As I began at the University of Northern Iowa, I met with members of the East Central Iowa Alzheimer's Association in hopes of creating a student organization. By November, Advocates for Alzheimer's was created and would host QUASH (Quest to Unravel Alzheimer's Scavenger Hunt) on UNI's campus as the second campus in the nation to pilot this national fundraiser. Over the past two years this student organization was able to host this event and raise over $20,000.
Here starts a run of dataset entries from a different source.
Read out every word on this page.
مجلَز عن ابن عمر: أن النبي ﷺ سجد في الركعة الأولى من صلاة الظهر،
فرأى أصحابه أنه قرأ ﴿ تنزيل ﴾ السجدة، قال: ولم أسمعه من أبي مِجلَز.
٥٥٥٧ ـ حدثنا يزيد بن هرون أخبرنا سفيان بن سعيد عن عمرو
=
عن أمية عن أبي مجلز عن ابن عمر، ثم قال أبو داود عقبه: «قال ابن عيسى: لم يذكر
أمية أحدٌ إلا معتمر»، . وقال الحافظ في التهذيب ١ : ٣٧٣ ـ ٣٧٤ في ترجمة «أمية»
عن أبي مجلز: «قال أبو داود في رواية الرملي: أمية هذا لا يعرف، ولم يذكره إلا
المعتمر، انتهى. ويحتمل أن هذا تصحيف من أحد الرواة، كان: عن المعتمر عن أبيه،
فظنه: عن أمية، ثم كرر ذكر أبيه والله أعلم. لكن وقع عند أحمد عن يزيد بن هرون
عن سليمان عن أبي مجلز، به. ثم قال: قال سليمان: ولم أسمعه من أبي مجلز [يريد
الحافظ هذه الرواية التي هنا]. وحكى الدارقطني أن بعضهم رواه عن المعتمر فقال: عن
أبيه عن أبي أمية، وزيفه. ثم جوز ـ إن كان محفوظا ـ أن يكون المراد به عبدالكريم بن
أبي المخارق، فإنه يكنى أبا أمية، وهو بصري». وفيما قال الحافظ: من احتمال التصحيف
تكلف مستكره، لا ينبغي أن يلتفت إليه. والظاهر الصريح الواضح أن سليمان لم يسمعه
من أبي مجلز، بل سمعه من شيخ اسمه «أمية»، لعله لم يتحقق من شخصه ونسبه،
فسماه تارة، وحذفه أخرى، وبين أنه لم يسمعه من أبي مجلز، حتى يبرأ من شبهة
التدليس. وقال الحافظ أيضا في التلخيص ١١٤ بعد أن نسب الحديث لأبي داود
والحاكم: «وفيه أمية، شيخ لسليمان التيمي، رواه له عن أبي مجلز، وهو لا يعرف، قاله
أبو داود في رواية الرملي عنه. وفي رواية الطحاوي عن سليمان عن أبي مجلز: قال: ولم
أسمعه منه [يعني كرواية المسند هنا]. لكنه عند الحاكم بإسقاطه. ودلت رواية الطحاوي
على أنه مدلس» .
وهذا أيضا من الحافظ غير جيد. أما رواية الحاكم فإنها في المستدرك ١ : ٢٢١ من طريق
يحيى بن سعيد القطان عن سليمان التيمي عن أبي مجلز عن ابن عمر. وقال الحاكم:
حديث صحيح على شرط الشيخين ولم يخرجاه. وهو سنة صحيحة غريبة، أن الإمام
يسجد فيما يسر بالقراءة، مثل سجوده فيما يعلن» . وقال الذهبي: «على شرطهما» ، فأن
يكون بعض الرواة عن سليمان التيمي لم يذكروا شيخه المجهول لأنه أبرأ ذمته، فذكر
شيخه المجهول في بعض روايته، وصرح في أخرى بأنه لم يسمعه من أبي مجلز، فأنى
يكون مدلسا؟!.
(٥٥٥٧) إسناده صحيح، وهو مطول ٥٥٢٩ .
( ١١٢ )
On May 15-17, 2010 I was in Washington, D.C., to participate in the Alzheimer's Association Advocacy Forum, the largest gathering of Alzheimer's Advocates annually. I spoke with my Representative and Senators about what this disease has done to my family and about the challenges of witnessing Alzheimer's slowly steal a cherished member of my family away - before my very eyes. I met with the staff member of Representative Latham while other members of the Greater Iowa group meet with the staff members of Representatives Boswell, Braley, and King, as well as Senators Grassley and Harkin.
Nearly 15 million friends and family members provide 17 billion hours unpaid care valued at more than $202 billion dollars for a loved one with Alzheimer's or another dementia, including 31,854 Iowa caregivers who provide unpaid care valued at nearly $1.8 billion. Currently the sixth leading cause of death, Alzheimer's is the only cause of death among the top 10 causes without a way to prevent, cure or even slow its progression. Among the 5.4 million people living with the disease, 69,000 live right here in Iowa.
The nation's leaders must make a solid commitment to address the escalating Alzheimer's crisis and this means addressing the chronic underinvestment in research while also doing all we can to help families today manage the devastating disease. I went to Washington to use my voice, share my family's experience and create change.